# mit welchem Programm erstelle ich Profi-Grafiken?



## Sevi1604 (21. März 2008)

hallo @all:

ich hab ne Frage:

Mit welchem programm erstelle ich professionelle Grafiken (Logos, Rahmen, etc.)?

Also ich denke da jetz an grafiken wie sie z.B. im Media Player von Windows drin sind (oder WinAmp).

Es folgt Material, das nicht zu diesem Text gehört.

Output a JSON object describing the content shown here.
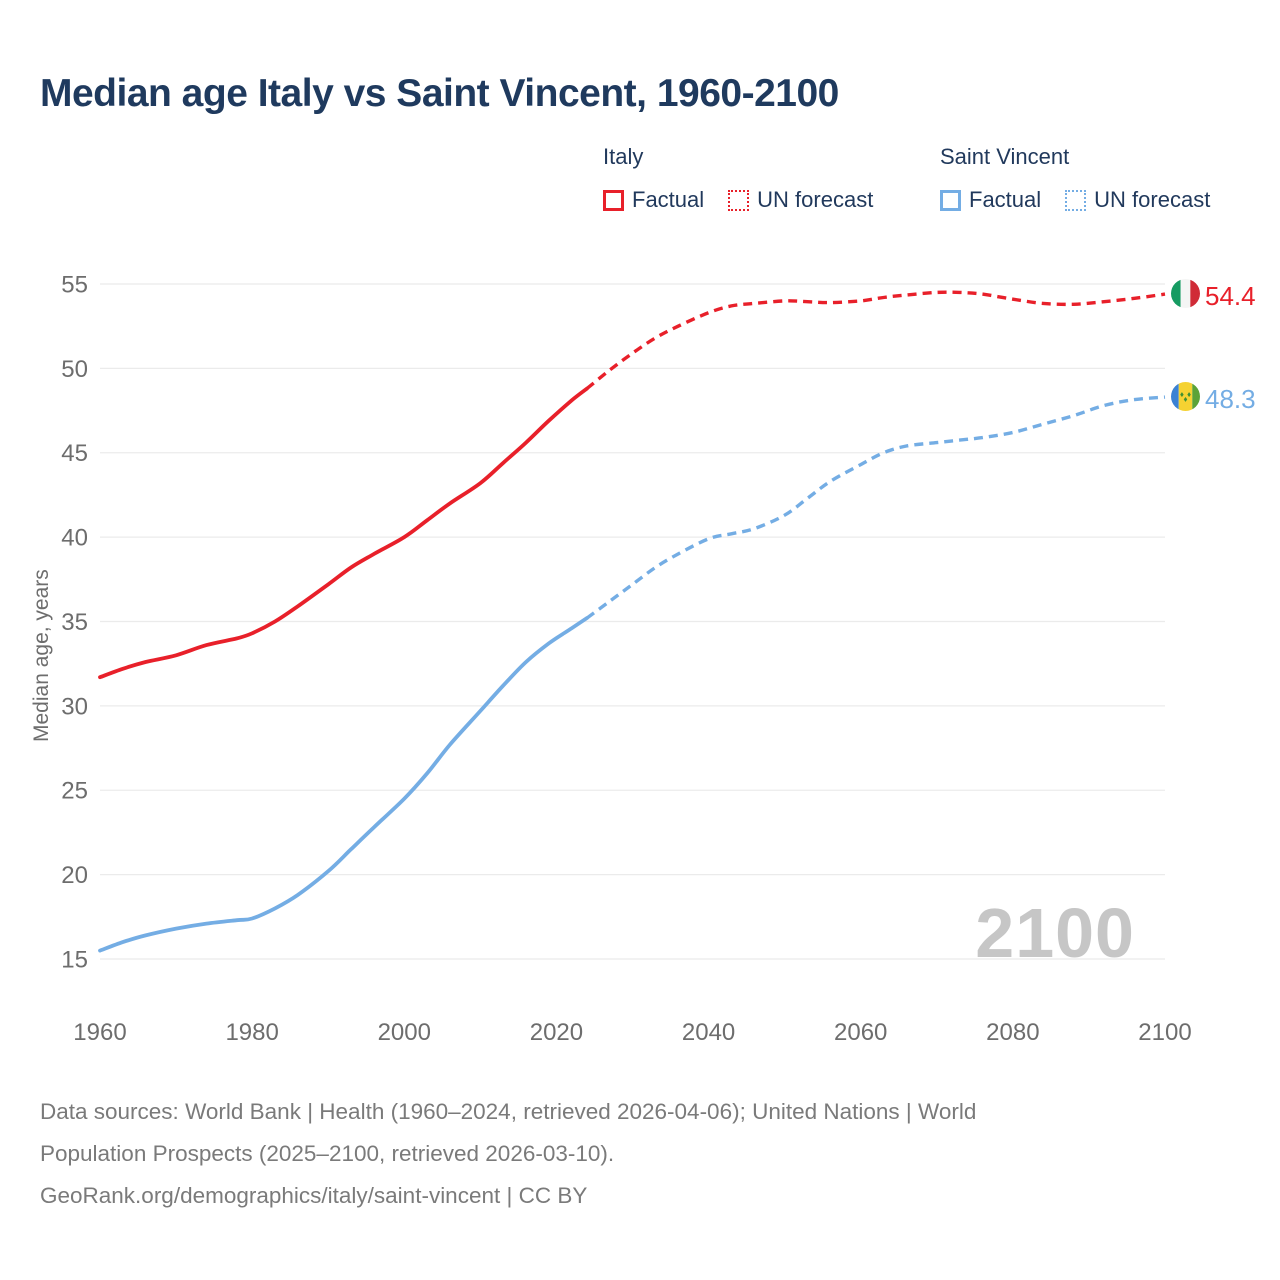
{
  "title": "Median age Italy vs Saint Vincent, 1960-2100",
  "legend": {
    "groups": [
      {
        "label": "Italy",
        "color_key": "italy",
        "items": [
          {
            "label": "Factual",
            "style": "solid"
          },
          {
            "label": "UN forecast",
            "style": "dotted"
          }
        ]
      },
      {
        "label": "Saint Vincent",
        "color_key": "saint_vincent",
        "items": [
          {
            "label": "Factual",
            "style": "solid"
          },
          {
            "label": "UN forecast",
            "style": "dotted"
          }
        ]
      }
    ]
  },
  "watermark": "2100",
  "footer": {
    "line1": "Data sources: World Bank | Health (1960–2024, retrieved 2026-04-06); United Nations | World",
    "line2": "Population Prospects (2025–2100, retrieved 2026-03-10).",
    "line3": "GeoRank.org/demographics/italy/saint-vincent | CC BY"
  },
  "colors": {
    "italy": "#e8202a",
    "saint_vincent": "#74ade4",
    "grid": "#ebebeb",
    "tick": "#6d6d6d",
    "title": "#1f3a5e",
    "footer": "#7a7a7a",
    "watermark": "#c6c6c6"
  },
  "chart_data": {
    "type": "line",
    "title": "Median age Italy vs Saint Vincent, 1960-2100",
    "xlabel": "",
    "ylabel": "Median age, years",
    "xlim": [
      1960,
      2100
    ],
    "ylim": [
      15,
      55
    ],
    "x_ticks": [
      1960,
      1980,
      2000,
      2020,
      2040,
      2060,
      2080,
      2100
    ],
    "y_ticks": [
      15,
      20,
      25,
      30,
      35,
      40,
      45,
      50,
      55
    ],
    "grid": "horizontal-only",
    "legend_position": "top-right",
    "end_labels": {
      "italy": "54.4",
      "saint_vincent": "48.3"
    },
    "series": [
      {
        "id": "italy-factual",
        "name": "Italy Factual",
        "color_key": "italy",
        "dash": false,
        "points": [
          [
            1960,
            31.7
          ],
          [
            1963,
            32.2
          ],
          [
            1966,
            32.6
          ],
          [
            1970,
            33.0
          ],
          [
            1974,
            33.6
          ],
          [
            1978,
            34.0
          ],
          [
            1980,
            34.3
          ],
          [
            1983,
            35.0
          ],
          [
            1986,
            35.9
          ],
          [
            1990,
            37.2
          ],
          [
            1993,
            38.2
          ],
          [
            1996,
            39.0
          ],
          [
            2000,
            40.0
          ],
          [
            2003,
            41.0
          ],
          [
            2006,
            42.0
          ],
          [
            2010,
            43.2
          ],
          [
            2013,
            44.4
          ],
          [
            2016,
            45.6
          ],
          [
            2019,
            46.9
          ],
          [
            2022,
            48.1
          ],
          [
            2024,
            48.8
          ]
        ]
      },
      {
        "id": "italy-forecast",
        "name": "Italy UN forecast",
        "color_key": "italy",
        "dash": true,
        "points": [
          [
            2024,
            48.8
          ],
          [
            2027,
            49.9
          ],
          [
            2030,
            50.9
          ],
          [
            2033,
            51.8
          ],
          [
            2036,
            52.5
          ],
          [
            2040,
            53.3
          ],
          [
            2043,
            53.7
          ],
          [
            2046,
            53.85
          ],
          [
            2050,
            54.0
          ],
          [
            2053,
            53.95
          ],
          [
            2056,
            53.9
          ],
          [
            2060,
            54.0
          ],
          [
            2063,
            54.2
          ],
          [
            2066,
            54.35
          ],
          [
            2070,
            54.5
          ],
          [
            2073,
            54.5
          ],
          [
            2076,
            54.4
          ],
          [
            2080,
            54.1
          ],
          [
            2084,
            53.85
          ],
          [
            2088,
            53.8
          ],
          [
            2092,
            53.95
          ],
          [
            2096,
            54.15
          ],
          [
            2100,
            54.4
          ]
        ]
      },
      {
        "id": "saint-vincent-factual",
        "name": "Saint Vincent Factual",
        "color_key": "saint_vincent",
        "dash": false,
        "points": [
          [
            1960,
            15.5
          ],
          [
            1963,
            16.0
          ],
          [
            1966,
            16.4
          ],
          [
            1970,
            16.8
          ],
          [
            1974,
            17.1
          ],
          [
            1978,
            17.3
          ],
          [
            1980,
            17.4
          ],
          [
            1983,
            18.0
          ],
          [
            1986,
            18.8
          ],
          [
            1990,
            20.2
          ],
          [
            1993,
            21.5
          ],
          [
            1996,
            22.8
          ],
          [
            2000,
            24.5
          ],
          [
            2003,
            26.0
          ],
          [
            2006,
            27.7
          ],
          [
            2010,
            29.7
          ],
          [
            2013,
            31.2
          ],
          [
            2016,
            32.6
          ],
          [
            2019,
            33.7
          ],
          [
            2022,
            34.6
          ],
          [
            2024,
            35.2
          ]
        ]
      },
      {
        "id": "saint-vincent-forecast",
        "name": "Saint Vincent UN forecast",
        "color_key": "saint_vincent",
        "dash": true,
        "points": [
          [
            2024,
            35.2
          ],
          [
            2027,
            36.2
          ],
          [
            2030,
            37.2
          ],
          [
            2033,
            38.2
          ],
          [
            2036,
            39.0
          ],
          [
            2040,
            39.9
          ],
          [
            2043,
            40.2
          ],
          [
            2046,
            40.5
          ],
          [
            2050,
            41.3
          ],
          [
            2053,
            42.3
          ],
          [
            2056,
            43.3
          ],
          [
            2060,
            44.3
          ],
          [
            2063,
            45.0
          ],
          [
            2066,
            45.4
          ],
          [
            2070,
            45.6
          ],
          [
            2073,
            45.75
          ],
          [
            2076,
            45.9
          ],
          [
            2080,
            46.2
          ],
          [
            2084,
            46.7
          ],
          [
            2088,
            47.2
          ],
          [
            2092,
            47.8
          ],
          [
            2096,
            48.15
          ],
          [
            2100,
            48.3
          ]
        ]
      }
    ]
  }
}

Man sollte die bilder auch als .ico speichern können, wenn nich is aber auch ned so schlimm.



MfG

Sevi1604


----------



## akrite (21. März 2008)

... professionelle Grafiken (keine Photobearbeitung !) geht recht gut mit Illustrator, Freehand, Corel oder InkScape ( wenn's kostenfrei sein soll). Für die Umwandlung in *.ico nimm irgendein Tool, die gibt's wie Sand am Meer.


----------



## chmee (21. März 2008)

Naja, Nun, auch Pixelbearbeitung darf man professionelle Grafik nennen.
Also Gimp, Paint.Net als Freeware oder eben Photoshop als kostenpflichtige Software. 

mfg chmee


----------



## Sevi1604 (21. März 2008)

Jetz stellt sich nur noch die Frage: was is am einfachsten zu bedienen und wie werden die grafiken richtig professionell?

Tut's als Programm auch Artweaver (http://www.artweaver.de)?


----------



## Dario Linsky (21. März 2008)

Hallo,



> was is am einfachsten zu bedienen und wie werden die grafiken richtig professionell?


auch wenn ich von Grafikbearbeitung etwa so viel Ahnung habe wie eine Kuh von Eiskunstlauf, würde ich behaupten, dass man darauf kaum eine pauschale Antwort geben kann. Welches Programm am einfachsten zu bedienen ist, hängt wohl nur davon ab, welches Programm man gelernt hat. Wer keinen Baggerführerschein hat, zieht vielleicht einen Klappspaten vor, um ein hübsches Loch zu graben. Beides kann zum gleichen Ergebnis führen.

"Professionell" werden die Grafiken wohl unabhängig von einem bestimmten Tool wie Photoshop oder Gimp. Wenn man ein bestimmtes Ergebnis vor Augen hat, kann man auch Paint benutzen und jeden Pixel einzeln setzen. Dauert halt nur ein bisschen länger...

Wenn man sich damit ernsthaft beschäftigen will (auch beruflich), dann sollte man sich natürlich mit der Software gut auskennen, die im Unternehmen eingesetzt wird. Das hat dann aber auch nichts mehr mit Gut oder Schlecht zu tun, sondern einfach nur noch wirtschaftliche Hintergründe.

Grüße, D.


----------



## chmee (21. März 2008)

Wieder mal Danke an Dario für eine gute Beschreibung, hier auch noch mein Senf:

Eine Profession(-alität) ist Etwas, das im Menschen steckt, nicht in der Software !
Es gibt Software, die "Profis" das richtige Werkzeug ist.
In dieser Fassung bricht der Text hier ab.